Set the data types in MySQL to optimize the instance running speed

2020-11-03 22:37:33
OfStack

Today, I have seen an optimization case and I feel it is representative. Here, I will make a mark to commemorate the problem of 1 random field definition.

Recall that in table design, many people are used to the structure of the table as Varchar(64),Varchar(255), etc., although in most cases only 5-15 bytes are stored. So let's look at the following case.
Query statement:


 SELECT SQL_NO_CACHE channel, COUNT(channel) AS visitors FROM xxx_sources WHERE client_id = 1301 GROUP BY client_id, channel;

The table (client_id,channel) is a composite index.
Using explain, look at the 1 down execution plan, which looks perfect for index usage


mysql&gt; explain SELECT SQL_NO_CACHE channel, COUNT(channel) AS visitors FROM xxx_sources WHERE client_id = 1301 GROUP BY client_id, channel;
+----+-------------+-------------+-------+--------------------+--------------------+---------+------+----------+--------------------------+
| id | select_type | table  | type | possible_keys  | key    | key_len | ref | rows  | Extra     |
+----+-------------+-------------+-------+--------------------+--------------------+---------+------+----------+--------------------------+
| 1 | SIMPLE  | xxx_sources | index | idx_client_channel | idx_client_channel | 1032 | NULL | 20207319 | Using where; Using index |
+----+-------------+-------------+-------+--------------------+--------------------+---------+------+----------+--------------------------+
1 row in set (0.00 sec)

Let's see the actual implementation of 1:


mysql&gt; SELECT SQL_NO_CACHE channel, COUNT(channel) AS visitors FROM xxx_sources WHERE client_id = 1301 GROUP BY client_id, channel;
+---------+----------+
| channel | visitors |
+---------+----------+
| NULL |  0 |
+---------+----------+
1 row in set (11.69 sec)

The actual execution was very bad. The idea is that this execution looks perfect from the index execution plan and seems to have nothing to do with MySQL. If you look at the design of table 1 below, you will see that client_id is also designed
varchar(255). You can use the following method to try 1:


mysql&gt; explain SELECT SQL_NO_CACHE channel, COUNT(channel) AS visitors FROM xxx_sources WHERE client_id = '1301' GROUP BY client_id, channel;
+----+-------------+-------------+------+--------------------+--------------------+---------+-------+--------+--------------------------+
| id | select_type | table  | type | possible_keys  | key    | key_len | ref | rows | Extra     |
+----+-------------+-------------+------+--------------------+--------------------+---------+-------+--------+--------------------------+
| 1 | SIMPLE  | xxx_sources | ref | idx_client_channel | idx_client_channel | 258  | const | 457184 | Using where; Using index |
+----+-------------+-------------+------+--------------------+--------------------+---------+-------+--------+--------------------------+
1 row in set (0.00 sec)

In terms of the execution plan, it's about the same, but it's much worse. Specifically, key_len dropped from 1032 to 258, and the execution plan changed to const based on equal look-up, with the number of rows going from 10 million to 100 thousand. You don't have to understand IO
I saved a lot.
Let's look at the actual implementation:


mysql&gt; SELECT SQL_NO_CACHE channel, COUNT(channel) AS visitors FROM xxx_sources WHERE client_id = '1301' GROUP BY client_id, channel;
+---------+----------+
| channel | visitors |
+---------+----------+
| NULL |  0 |
+---------+----------+
1 row in set (0.25 sec)

Wow, it went from 11.69 seconds to 0.25 seconds, what is the concept? How many times is it optimized? Let's do 1.

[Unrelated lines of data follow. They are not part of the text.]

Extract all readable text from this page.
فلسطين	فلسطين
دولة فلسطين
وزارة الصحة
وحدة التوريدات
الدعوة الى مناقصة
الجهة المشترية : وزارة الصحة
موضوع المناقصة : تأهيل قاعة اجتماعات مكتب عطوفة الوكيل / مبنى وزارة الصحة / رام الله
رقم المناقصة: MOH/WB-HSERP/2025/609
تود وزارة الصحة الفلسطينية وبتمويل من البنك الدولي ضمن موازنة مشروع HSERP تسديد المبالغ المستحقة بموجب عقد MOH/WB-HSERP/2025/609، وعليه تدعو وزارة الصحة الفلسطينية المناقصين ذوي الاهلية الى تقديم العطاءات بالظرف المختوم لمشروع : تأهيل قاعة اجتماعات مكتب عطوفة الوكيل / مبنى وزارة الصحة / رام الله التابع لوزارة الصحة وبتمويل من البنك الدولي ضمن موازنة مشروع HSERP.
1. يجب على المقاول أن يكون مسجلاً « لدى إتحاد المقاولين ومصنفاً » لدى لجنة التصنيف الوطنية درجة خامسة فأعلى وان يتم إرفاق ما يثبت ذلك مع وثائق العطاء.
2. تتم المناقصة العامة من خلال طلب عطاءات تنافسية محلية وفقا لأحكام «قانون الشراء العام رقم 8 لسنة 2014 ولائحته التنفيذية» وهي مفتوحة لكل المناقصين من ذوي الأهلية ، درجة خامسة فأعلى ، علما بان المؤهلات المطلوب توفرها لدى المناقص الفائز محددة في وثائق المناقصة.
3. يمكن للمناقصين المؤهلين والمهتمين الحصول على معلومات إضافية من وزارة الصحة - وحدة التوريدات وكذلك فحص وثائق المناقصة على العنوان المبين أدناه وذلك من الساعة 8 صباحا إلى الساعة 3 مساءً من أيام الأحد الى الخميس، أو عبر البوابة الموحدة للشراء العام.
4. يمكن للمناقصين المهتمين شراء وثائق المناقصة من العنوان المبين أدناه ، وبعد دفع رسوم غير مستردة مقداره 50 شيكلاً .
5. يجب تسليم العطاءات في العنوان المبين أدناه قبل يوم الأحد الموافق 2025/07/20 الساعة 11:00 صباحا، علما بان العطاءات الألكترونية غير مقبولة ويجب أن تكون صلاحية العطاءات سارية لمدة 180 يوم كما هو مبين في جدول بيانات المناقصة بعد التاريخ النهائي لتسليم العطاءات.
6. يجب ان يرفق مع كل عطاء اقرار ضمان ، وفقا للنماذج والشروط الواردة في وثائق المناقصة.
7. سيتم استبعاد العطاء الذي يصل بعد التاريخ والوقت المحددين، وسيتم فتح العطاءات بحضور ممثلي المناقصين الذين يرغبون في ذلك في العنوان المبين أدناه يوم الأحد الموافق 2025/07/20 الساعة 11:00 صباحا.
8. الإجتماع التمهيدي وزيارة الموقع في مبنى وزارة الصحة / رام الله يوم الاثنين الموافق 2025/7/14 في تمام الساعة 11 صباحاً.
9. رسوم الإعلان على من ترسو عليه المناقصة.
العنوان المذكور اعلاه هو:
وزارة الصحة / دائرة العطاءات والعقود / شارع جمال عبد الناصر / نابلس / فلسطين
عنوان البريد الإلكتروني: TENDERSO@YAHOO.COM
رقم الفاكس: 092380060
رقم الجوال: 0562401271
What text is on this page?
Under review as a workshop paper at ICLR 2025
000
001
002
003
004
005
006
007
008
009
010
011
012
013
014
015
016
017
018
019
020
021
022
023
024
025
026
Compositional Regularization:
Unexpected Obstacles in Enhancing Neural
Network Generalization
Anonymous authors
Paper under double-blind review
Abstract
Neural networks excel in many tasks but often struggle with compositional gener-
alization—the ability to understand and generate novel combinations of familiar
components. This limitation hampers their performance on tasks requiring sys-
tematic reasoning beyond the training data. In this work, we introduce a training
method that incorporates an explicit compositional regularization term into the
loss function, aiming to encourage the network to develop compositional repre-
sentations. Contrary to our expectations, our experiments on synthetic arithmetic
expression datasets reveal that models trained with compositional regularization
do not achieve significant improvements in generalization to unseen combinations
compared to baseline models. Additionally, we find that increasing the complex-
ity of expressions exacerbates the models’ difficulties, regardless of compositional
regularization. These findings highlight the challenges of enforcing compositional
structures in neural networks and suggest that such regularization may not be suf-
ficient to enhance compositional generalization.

So if you look at what's going on here, keep in mind that this is a case where, well, good, you can optimize 1 in quotes in the future. So why don't you ask 1, can it be optimized? Why is that?
Let's start with the first question:
Can you optimize ?
The answer is yes, of course. In terms of the length of the index, 258 is still a very large data. For the field client_id, only the value of the data type can be saved, so why not save the unused one int unsigned?
The index's length immediately drops from 258 to 4. Isn't that a lot of savings?
Let's move on to the second question. Why is that?
For two reasons, and based on one principle, a cost-based optimizer. For client_id, the value of character type is defined in the table definition, and the value of numerical type is passed in the query, which needs to go through 1 numerical conversion, the beginning of the tragedy, and finally
Causes MySQL to select 1 completed index to scan.

What should we pay attention to from this case?
Reasonable choice of data type, the basic work is too important, this is called win at the starting line, 1 cut can not be arbitrary, do not define a table is reduced to the main construction of the rest is Varchar(255). Be careful when you index fields such as double/float for the database.